I didn’t know which one to take in first; that my husband was dead and that I was a junior wife!
The woman too, obviously had just known about my existence because she quickly got up and asked my brother-in-law, “What did you just say?”
Hummn
He just told both of us to carry our noises outside as he was mourning his brother.
Myself and my co-wife were shocked for a while and I just began to cry.
Remember, I was coming from Lagos, it took me time to locate the hospital and when I eventually did, was told my husband had died minutes ago and to cap it all, I thought I was the only wife for 26 years, I found out I had a senior wife!
I was not myself at all and that is putting it mildly.
My so called senior wife just began to curse our husband; she was heaping curses on his dead body and I was inwardly saying amen.
‘Said he would not rest in peace, that the earth would reject him…heavy curses.
How could a man be this callous?
I found out there she had a son who was just 6 years older than my first child.
I didn’t even know what to do, leave the corpse, go back to Lagos which was impossible, at that time, do what?
My brother-in-law sorted the corpse.
But let me back track a bit, my senior wife, who lived in Ogbomoso was the first to know about the accident because my husband had listed her as his next of kin.
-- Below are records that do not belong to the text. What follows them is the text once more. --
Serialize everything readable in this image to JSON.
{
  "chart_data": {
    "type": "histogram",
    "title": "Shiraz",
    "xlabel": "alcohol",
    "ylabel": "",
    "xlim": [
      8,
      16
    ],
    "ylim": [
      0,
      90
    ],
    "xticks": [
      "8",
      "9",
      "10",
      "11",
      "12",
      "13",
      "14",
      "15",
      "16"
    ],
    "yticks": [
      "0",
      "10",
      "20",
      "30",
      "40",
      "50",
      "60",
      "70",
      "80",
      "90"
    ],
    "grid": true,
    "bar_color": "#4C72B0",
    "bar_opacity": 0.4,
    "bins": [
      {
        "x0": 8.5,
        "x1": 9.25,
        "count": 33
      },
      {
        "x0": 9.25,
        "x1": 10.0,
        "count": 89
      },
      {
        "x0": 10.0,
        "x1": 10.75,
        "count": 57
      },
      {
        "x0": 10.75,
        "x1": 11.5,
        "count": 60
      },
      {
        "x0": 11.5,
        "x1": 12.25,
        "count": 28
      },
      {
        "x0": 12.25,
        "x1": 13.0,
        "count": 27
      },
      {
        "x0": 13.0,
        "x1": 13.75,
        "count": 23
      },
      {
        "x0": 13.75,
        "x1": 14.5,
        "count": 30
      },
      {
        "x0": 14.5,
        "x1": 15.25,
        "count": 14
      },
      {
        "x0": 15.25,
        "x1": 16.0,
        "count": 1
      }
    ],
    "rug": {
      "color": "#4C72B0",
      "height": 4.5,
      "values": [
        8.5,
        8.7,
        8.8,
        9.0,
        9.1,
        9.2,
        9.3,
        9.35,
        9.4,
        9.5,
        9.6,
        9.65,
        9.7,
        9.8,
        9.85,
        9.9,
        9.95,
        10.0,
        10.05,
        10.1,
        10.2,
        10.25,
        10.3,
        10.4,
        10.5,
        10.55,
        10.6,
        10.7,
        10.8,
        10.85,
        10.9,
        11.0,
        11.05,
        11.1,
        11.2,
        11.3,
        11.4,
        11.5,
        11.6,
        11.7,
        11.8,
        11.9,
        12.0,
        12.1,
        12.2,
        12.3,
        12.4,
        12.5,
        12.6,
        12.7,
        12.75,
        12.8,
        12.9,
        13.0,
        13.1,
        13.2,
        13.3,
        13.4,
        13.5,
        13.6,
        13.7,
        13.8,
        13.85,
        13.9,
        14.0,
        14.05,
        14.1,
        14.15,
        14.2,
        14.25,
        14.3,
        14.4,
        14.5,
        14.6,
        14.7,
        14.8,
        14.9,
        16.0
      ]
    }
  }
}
They were among the privileged Nigerians who had nitel phones in their homes back in the day. He must have been on his way to meet her when he told me he was going to Ibadan.
So she had been by his bedside the third day after the accident, though he never came out of coma. She called my brother in law and he too came and brother- in- law called me when he realized his brother was dying.
Messy story this was for me back then.
My girls and I were cut off from his inheritance because his first wife was his next of kin. I won’t say he didn’t love me or my children, I would say he didn’t know he would die so soon. He was devoted to us…or so I thought. He was the attentive husband, the loving father, nothing he did gave him away, nothing. He was that good at his deception!
My children miss him but I can’t think of him in fond memories. I still can’t. I don’t know where he was buried; I told my children they could find out from their uncle if they so wished. I will have nothing to do with his memory. It’s still too bitter and this happened almost 30 years ago.